Sustaining Our 22 New York-Area JCCs
Jewish community centers are the places where children learn Shabbat songs. Where Holocaust survivors find connection and comfort. Where immigrant families can learn English. In short, JCCs are integral to the well-being of our community. Not only are JCCs anchors of Jewish life, they also provide vital human services for diverse local communities. For that reason, we typically budget approximately $20 million annually to the 22 JCCs located across the five boroughs of New York City, Westchester, and Long Island. But this was no typical year. When the pandemic hit, JCCs were forced to close revenue-producing programs, like gyms and daycare centers. Even when the lockdown was lifted, restrictions remained and many JCC members were wary to come back. At the same time, the social service needs only grew.

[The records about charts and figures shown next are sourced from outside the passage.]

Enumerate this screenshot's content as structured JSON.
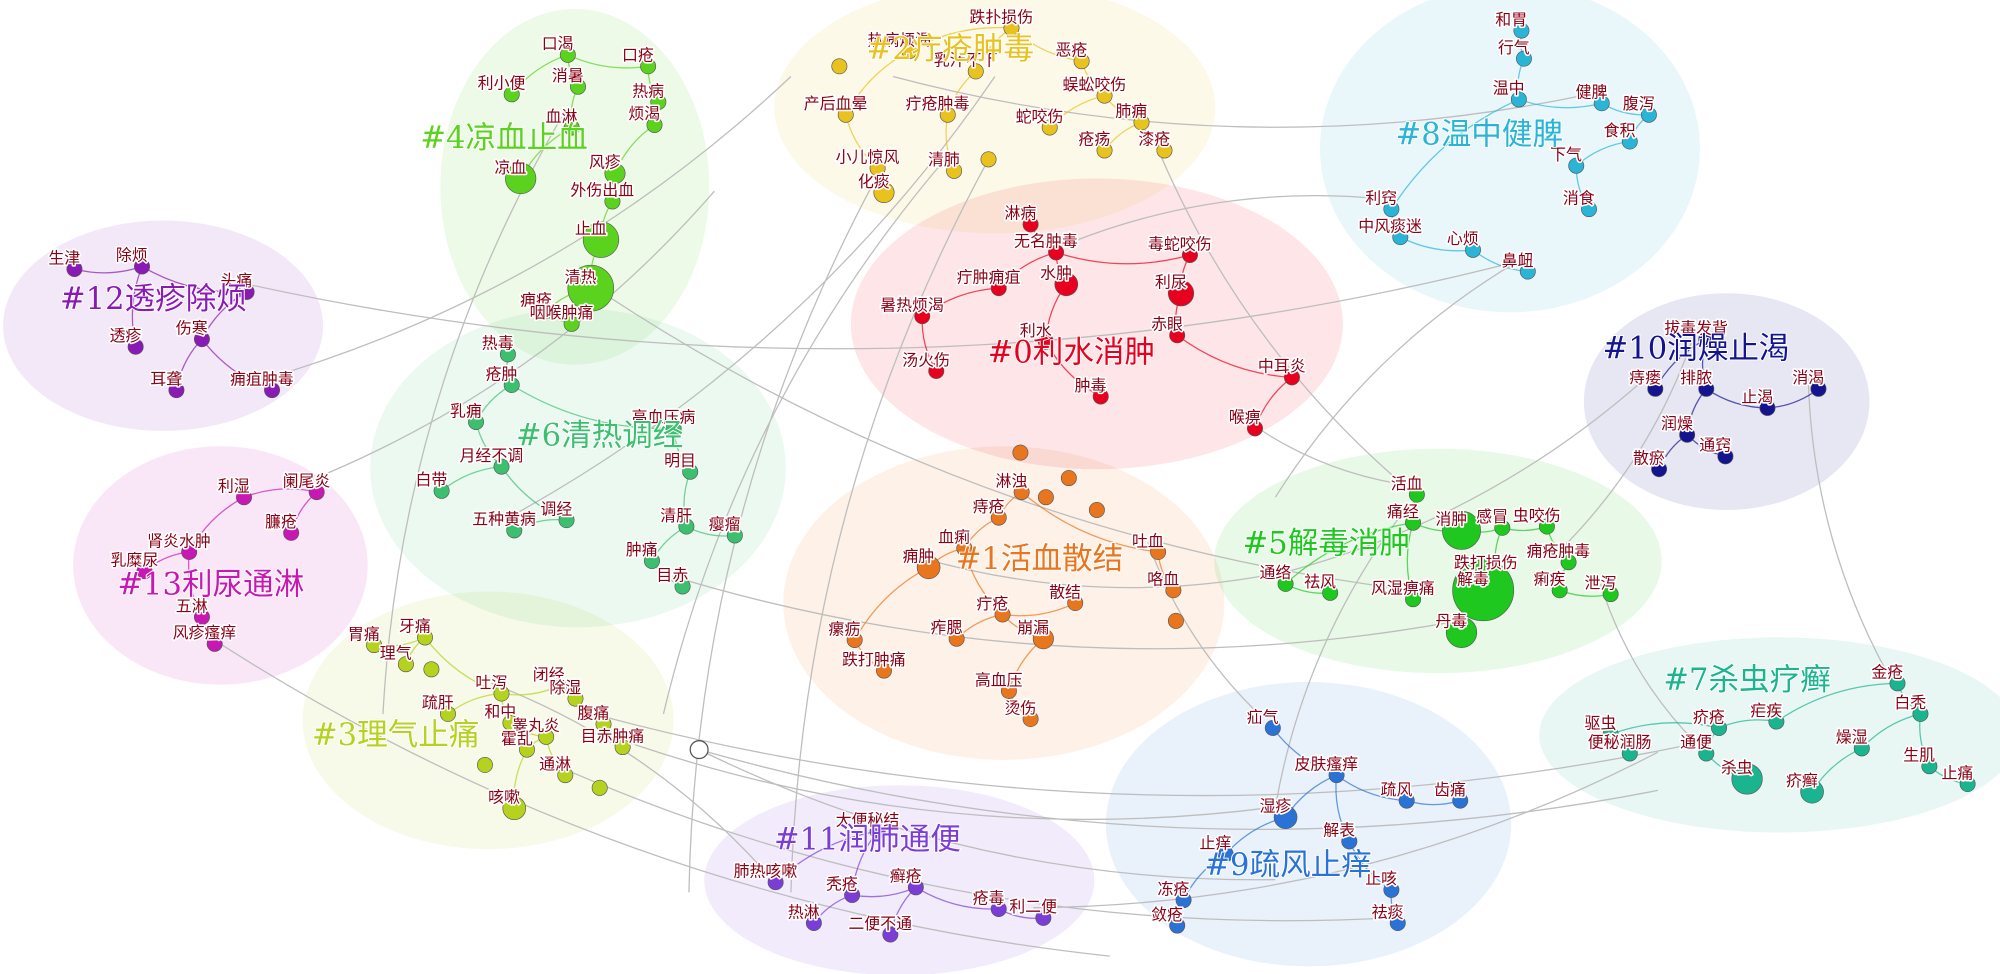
{
  "clusters": [
    {
      "label": "#0利水消肿",
      "color": "#e8001f",
      "nodes": [
        "淋病",
        "无名肿毒",
        "毒蛇咬伤",
        "疔肿痈疽",
        "水肿",
        "利尿",
        "暑热烦渴",
        "利水",
        "赤眼",
        "汤火伤",
        "中耳炎",
        "肿毒",
        "喉痹"
      ]
    },
    {
      "label": "#1活血散结",
      "color": "#e8761e",
      "nodes": [
        "淋浊",
        "痔疮",
        "血痢",
        "痈肿",
        "吐血",
        "咯血",
        "疔疮",
        "散结",
        "瘰疬",
        "痄腮",
        "崩漏",
        "跌打肿痛",
        "高血压",
        "烫伤"
      ]
    },
    {
      "label": "#2疔疮肿毒",
      "color": "#e8c21e",
      "nodes": [
        "跌扑损伤",
        "热病烦渴",
        "恶疮",
        "乳汁不下",
        "蜈蚣咬伤",
        "产后血晕",
        "疔疮肿毒",
        "肺痈",
        "蛇咬伤",
        "疮疡",
        "漆疮",
        "小儿惊风",
        "清肺",
        "化痰"
      ]
    },
    {
      "label": "#3理气止痛",
      "color": "#b4d21e",
      "nodes": [
        "胃痛",
        "牙痛",
        "理气",
        "吐泻",
        "闭经",
        "除湿",
        "疏肝",
        "和中",
        "腹痛",
        "睾丸炎",
        "霍乱",
        "目赤肿痛",
        "通淋",
        "咳嗽"
      ]
    },
    {
      "label": "#4凉血止血",
      "color": "#5ad21e",
      "nodes": [
        "口渴",
        "口疮",
        "利小便",
        "消暑",
        "热病",
        "血淋",
        "烦渴",
        "风疹",
        "凉血",
        "外伤出血",
        "止血",
        "清热",
        "痈疮",
        "咽喉肿痛"
      ]
    },
    {
      "label": "#5解毒消肿",
      "color": "#1ec81e",
      "nodes": [
        "活血",
        "痛经",
        "消肿",
        "感冒",
        "虫咬伤",
        "痈疮肿毒",
        "跌打损伤",
        "通络",
        "祛风",
        "风湿痹痛",
        "解毒",
        "痢疾",
        "泄泻",
        "丹毒"
      ]
    },
    {
      "label": "#6清热调经",
      "color": "#3cc070",
      "nodes": [
        "热毒",
        "疮肿",
        "高血压病",
        "乳痈",
        "月经不调",
        "明目",
        "白带",
        "调经",
        "五种黄病",
        "清肝",
        "瘿瘤",
        "肿痛",
        "目赤"
      ]
    },
    {
      "label": "#7杀虫疗癣",
      "color": "#1ab48e",
      "nodes": [
        "金疮",
        "疟疾",
        "疥疮",
        "白秃",
        "驱虫",
        "便秘润肠",
        "通便",
        "燥湿",
        "杀虫",
        "疥癣",
        "生肌",
        "止痛"
      ]
    },
    {
      "label": "#8温中健脾",
      "color": "#2ab4d6",
      "nodes": [
        "和胃",
        "行气",
        "温中",
        "健脾",
        "腹泻",
        "食积",
        "下气",
        "利窍",
        "消食",
        "中风痰迷",
        "心烦",
        "鼻衄"
      ]
    },
    {
      "label": "#9疏风止痒",
      "color": "#2a72d6",
      "nodes": [
        "疝气",
        "皮肤瘙痒",
        "湿疹",
        "疏风",
        "齿痛",
        "解表",
        "止痒",
        "冻疮",
        "止咳",
        "敛疮",
        "祛痰"
      ]
    },
    {
      "label": "#10润燥止渴",
      "color": "#141490",
      "nodes": [
        "拔毒发背",
        "痔瘘",
        "排脓",
        "止渴",
        "消渴",
        "润燥",
        "通窍",
        "散瘀"
      ]
    },
    {
      "label": "#11润肺通便",
      "color": "#7a3ed6",
      "nodes": [
        "大便秘结",
        "肺热咳嗽",
        "秃疮",
        "癣疮",
        "疮毒",
        "热淋",
        "二便不通",
        "利二便"
      ]
    },
    {
      "label": "#12透疹除烦",
      "color": "#8a1ab4",
      "nodes": [
        "生津",
        "除烦",
        "头痛",
        "透疹",
        "伤寒",
        "耳聋",
        "痈疽肿毒"
      ]
    },
    {
      "label": "#13利尿通淋",
      "color": "#c818b4",
      "nodes": [
        "阑尾炎",
        "利湿",
        "臁疮",
        "肾炎水肿",
        "乳糜尿",
        "五淋",
        "风疹瘙痒"
      ]
    }
  ]
}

To address this challenge, since March we’ve allocated an additional $14.3 million in a combination of grants and interest-free loans to help sustain JCCs, as well as the Jewish summer camps they operate. With an eye to boosting JCCs’ overall fundraising efforts, this latest allocation includes matching grants to incentivize increased communal giving.
Helping the Most Vulnerable in Israel
Supporting the most vulnerable in Israel has long been one of UJA’s core priorities, and we allocate tens of millions of dollars annually — much of it through our largest overseas partners, the Jewish Agency and JDC — to do exactly that. However, because New York was the epicenter of the crisis back in the spring, and the infection rate in Israel much lower, the primary focus of our emergency funding was to meet the staggering needs here in New York. The situation has since dramatically worsened in Israel, with infection rates spiking and multiple lockdowns precipitating a severe social and economic crisis. One data point: Latet, a UJA grantee, and one of the largest national organizations for food distribution in Israel, reports that some 50,000-80,000 new families have fallen into poverty, and that the number of requests for food aid has doubled.
Early on, we allocated approximately $1 million in emergency funding to Israel. Now, in response to growing needs, we’re providing an additional $3.5 million in emergency grants from our endowment. Funds are being used to help the new poor, support struggling small businesses, provide services for at-risk children and teens, strengthen leadership and volunteer networks, and develop technological solutions to Covid-related challenges. And to leverage our funding to combat food insecurity, we’re including challenge grants to spur increased philanthropic giving in Israel.
We’re now two weeks from the end of 2020 — a year we’d like to forget, though never will. What will we say when we look back? Each family, each person has their own story about this year. Stories of grief. Lost jobs. Missed milestones. Loneliness and heartache. But there are also uplifting moments we’ll never forget. Cheering at 7:00 pm all those nights to honor the heroic health care and essential workers. Volunteers who donned PPE to deliver food to the isolated elderly. Our nonprofit partners who worked tirelessly to ensure indispensable services when everything shut down. And our donors who saw the immense need and gave more generously than ever before.
May 2020 go out gently. And may 2021 be a healthier, happier, brighter year for us all.